The layer used for modal dialogs. They will appear on top of any toolbars, palettes, or standard components in the container.
The popup layer displays above dialogs. That way, the popup windows associated with combo boxes, tooltips, and other help text will appear above the component, palette, or dialog that generated them.
When dragging a component, reassigning it to the drag layer ensures that it is positioned over every other component in the container. When finished dragging, it can be reassigned to its normal layer.
The JLayeredPane methods moveToFront(Component), moveToBack(Component) and setPosition can be used to reposition a component within its layer. The setLayer method can also be used to change the component's current layer.


JLayeredPane manages its list of children like Container, but allows for the definition of a several layers within itself. Children in the same layer are managed exactly like the normal Container object, with the added feature that when children components overlap, children in higher layers display above the children in lower layers.

Each layer is a distinct integer number. The layer attribute can be set on a Component by passing an Integer object during the add call.
For example:

     layeredPane.add(child, JLayeredPane.DEFAULT_LAYER);
     layeredPane.add(child, Integer.valueOf(10));
The layer attribute can also be set on a Component by calling
     layeredPaneParent.setLayer(child, 10)
on the JLayeredPane that is the parent of component. The layer should be set before adding the child to the parent.

Higher number layers display above lower number layers.
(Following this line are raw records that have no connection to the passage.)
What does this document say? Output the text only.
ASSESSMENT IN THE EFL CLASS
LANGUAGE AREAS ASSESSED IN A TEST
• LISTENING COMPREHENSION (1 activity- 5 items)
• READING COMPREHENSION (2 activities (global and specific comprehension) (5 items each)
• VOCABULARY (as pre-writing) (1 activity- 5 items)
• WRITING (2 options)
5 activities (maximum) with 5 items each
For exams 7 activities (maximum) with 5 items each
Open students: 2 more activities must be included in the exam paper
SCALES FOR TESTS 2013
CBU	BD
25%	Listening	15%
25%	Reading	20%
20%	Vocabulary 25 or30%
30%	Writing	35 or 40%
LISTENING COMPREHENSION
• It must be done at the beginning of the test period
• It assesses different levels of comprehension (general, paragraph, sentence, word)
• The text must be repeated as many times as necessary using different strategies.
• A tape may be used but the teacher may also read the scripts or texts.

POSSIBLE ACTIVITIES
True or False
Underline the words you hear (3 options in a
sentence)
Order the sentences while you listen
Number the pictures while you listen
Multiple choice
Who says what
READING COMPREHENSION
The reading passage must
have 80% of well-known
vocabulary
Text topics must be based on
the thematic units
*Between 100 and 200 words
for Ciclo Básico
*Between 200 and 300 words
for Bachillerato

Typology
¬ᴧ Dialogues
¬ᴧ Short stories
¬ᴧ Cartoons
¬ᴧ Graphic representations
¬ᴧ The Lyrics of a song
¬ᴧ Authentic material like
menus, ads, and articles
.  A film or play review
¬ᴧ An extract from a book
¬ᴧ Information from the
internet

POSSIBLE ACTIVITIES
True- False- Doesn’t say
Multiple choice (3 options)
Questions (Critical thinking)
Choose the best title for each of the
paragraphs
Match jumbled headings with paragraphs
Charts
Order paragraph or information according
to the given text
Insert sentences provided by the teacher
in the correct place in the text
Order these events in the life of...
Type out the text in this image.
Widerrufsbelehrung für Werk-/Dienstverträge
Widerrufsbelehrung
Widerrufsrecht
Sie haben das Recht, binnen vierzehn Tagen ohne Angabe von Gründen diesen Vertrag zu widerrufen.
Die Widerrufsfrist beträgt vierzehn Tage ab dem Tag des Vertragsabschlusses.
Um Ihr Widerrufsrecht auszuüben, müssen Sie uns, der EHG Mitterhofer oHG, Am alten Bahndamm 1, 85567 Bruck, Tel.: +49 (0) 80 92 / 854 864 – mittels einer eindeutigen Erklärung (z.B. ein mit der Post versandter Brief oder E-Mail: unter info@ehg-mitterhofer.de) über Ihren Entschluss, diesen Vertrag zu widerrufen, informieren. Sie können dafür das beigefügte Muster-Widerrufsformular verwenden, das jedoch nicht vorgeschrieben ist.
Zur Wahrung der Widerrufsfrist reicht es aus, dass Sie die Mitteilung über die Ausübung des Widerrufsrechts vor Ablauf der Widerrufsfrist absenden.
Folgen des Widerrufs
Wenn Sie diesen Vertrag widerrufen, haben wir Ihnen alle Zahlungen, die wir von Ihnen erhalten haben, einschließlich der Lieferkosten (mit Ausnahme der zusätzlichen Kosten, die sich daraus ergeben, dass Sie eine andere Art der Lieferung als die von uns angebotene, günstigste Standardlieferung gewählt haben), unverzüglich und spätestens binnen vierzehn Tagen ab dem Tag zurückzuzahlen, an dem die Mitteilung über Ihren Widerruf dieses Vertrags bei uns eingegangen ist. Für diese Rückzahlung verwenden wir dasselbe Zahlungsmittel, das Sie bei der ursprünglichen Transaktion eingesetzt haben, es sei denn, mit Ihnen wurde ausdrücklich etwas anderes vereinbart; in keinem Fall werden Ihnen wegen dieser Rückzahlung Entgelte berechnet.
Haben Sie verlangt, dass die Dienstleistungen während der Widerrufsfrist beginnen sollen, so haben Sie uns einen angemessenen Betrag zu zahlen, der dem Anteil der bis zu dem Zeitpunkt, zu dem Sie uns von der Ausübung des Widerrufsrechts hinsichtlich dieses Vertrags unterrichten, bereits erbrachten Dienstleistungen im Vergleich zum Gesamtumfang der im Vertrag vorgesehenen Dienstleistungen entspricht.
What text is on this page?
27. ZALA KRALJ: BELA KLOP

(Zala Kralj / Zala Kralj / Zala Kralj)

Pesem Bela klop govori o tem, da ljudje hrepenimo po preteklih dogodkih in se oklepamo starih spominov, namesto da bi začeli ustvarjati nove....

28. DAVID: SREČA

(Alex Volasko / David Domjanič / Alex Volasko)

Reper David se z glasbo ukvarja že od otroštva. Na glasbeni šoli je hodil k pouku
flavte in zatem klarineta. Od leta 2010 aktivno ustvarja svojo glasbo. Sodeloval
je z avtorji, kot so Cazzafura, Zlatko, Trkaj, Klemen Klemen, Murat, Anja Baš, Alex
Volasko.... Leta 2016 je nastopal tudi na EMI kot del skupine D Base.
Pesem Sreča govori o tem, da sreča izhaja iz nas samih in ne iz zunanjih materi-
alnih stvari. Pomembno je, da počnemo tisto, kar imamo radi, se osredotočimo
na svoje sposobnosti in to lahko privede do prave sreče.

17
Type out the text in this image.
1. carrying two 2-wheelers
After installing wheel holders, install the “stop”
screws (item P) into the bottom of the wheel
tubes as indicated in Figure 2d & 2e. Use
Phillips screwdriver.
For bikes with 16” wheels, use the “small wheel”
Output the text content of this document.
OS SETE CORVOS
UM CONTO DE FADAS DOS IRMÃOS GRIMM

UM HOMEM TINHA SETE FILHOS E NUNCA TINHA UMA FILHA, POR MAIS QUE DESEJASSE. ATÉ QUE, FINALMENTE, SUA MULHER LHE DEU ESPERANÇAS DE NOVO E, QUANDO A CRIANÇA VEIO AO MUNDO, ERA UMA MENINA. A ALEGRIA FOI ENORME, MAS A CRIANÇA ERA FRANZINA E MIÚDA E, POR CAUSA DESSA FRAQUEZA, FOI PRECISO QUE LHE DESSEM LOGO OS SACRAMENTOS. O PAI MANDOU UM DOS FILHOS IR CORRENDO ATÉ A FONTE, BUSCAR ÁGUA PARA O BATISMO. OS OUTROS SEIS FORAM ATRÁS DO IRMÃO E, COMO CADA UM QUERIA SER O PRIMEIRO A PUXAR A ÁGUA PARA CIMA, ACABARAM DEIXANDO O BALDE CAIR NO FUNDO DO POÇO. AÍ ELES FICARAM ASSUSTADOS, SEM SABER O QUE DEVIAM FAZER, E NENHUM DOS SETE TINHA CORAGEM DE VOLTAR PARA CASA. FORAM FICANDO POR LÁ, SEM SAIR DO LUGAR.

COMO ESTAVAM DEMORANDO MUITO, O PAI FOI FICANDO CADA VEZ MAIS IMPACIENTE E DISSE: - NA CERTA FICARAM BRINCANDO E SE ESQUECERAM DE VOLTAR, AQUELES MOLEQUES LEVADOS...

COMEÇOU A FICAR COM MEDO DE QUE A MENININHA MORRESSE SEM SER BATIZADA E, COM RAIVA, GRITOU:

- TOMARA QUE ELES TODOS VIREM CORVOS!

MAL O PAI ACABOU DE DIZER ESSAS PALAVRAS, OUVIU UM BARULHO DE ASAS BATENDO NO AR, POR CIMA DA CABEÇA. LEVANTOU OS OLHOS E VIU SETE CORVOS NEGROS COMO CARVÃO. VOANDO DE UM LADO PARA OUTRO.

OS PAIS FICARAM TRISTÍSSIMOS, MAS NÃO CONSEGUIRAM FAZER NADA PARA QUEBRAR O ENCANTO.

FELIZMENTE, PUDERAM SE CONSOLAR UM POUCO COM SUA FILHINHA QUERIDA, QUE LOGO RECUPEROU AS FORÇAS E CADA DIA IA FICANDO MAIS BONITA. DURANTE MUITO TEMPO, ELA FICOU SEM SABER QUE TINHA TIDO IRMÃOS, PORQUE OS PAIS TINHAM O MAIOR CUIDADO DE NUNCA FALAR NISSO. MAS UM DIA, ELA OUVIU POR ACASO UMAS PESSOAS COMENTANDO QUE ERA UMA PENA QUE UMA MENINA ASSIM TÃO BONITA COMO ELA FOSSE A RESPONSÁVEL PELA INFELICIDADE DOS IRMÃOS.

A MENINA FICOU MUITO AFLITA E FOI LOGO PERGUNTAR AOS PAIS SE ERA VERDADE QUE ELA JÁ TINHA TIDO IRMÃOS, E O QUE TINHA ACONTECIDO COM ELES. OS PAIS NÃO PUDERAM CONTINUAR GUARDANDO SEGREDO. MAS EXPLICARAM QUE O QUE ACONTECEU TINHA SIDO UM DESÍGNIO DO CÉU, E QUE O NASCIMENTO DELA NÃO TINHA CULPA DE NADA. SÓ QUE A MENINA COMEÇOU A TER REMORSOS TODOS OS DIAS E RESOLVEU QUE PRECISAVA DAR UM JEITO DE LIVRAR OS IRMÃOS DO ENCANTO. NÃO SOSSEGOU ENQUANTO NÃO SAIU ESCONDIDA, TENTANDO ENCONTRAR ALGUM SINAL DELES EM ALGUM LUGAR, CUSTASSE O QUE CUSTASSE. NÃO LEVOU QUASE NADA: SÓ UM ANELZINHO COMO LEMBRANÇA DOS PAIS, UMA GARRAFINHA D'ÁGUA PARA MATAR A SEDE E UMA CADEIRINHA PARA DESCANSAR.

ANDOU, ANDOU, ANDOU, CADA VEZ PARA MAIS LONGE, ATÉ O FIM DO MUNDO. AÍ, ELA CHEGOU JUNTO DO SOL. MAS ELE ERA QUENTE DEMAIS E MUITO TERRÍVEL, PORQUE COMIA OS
So, using numbers for the layers and letters for individual components, a representative list order would look like this:

       5a, 5b, 5c, 2a, 2b, 2c, 1a 
where the leftmost components are closest to the top of the display.

A component can be moved to the top or bottom position within its layer by calling moveToFront or moveToBack.

The position of a component within a layer can also be specified directly. Valid positions range from 0 up to one less than the number of components in that layer. A value of -1 indicates the bottommost position. A value of 0 indicates the topmost position. Unlike layer numbers, higher position values are lower in the display.

Note: This sequence (defined by java.awt.Container) is the reverse of the layer numbering sequence. Usually though, you will use moveToFront, moveToBack, and setLayer.
Here are some examples using the method add(Component, layer, position): Calling add(5x, 5, -1) results in:
       5a, 5b, 5c, 5x, 2a, 2b, 2c, 1a 
Calling add(5z, 5, 2) results in:
       5a, 5b, 5z, 5c, 5x, 2a, 2b, 2c, 1a 
Calling add(3a, 3, 7) results in:
       5a, 5b, 5z, 5c, 5x, 3a, 2a, 2b, 2c, 1a 
Using normal paint/event mechanics results in 1a appearing at the bottom and 5a being above all other components.

Note: that these layers are simply a logical construct and LayoutManagers will affect all child components of this container without regard for layer settings.

Warning: Swing is not thread safe. For more information see Swing's Threading Policy.

Warning: Serialized objects of this class will not be compatible with future Swing releases. The current serialization support is appropriate for short term storage or RMI between applications running the same version of Swing. As of 1.4, support for long term storage of all JavaBeans has been added to the java.beans package. Please see XMLEncoder.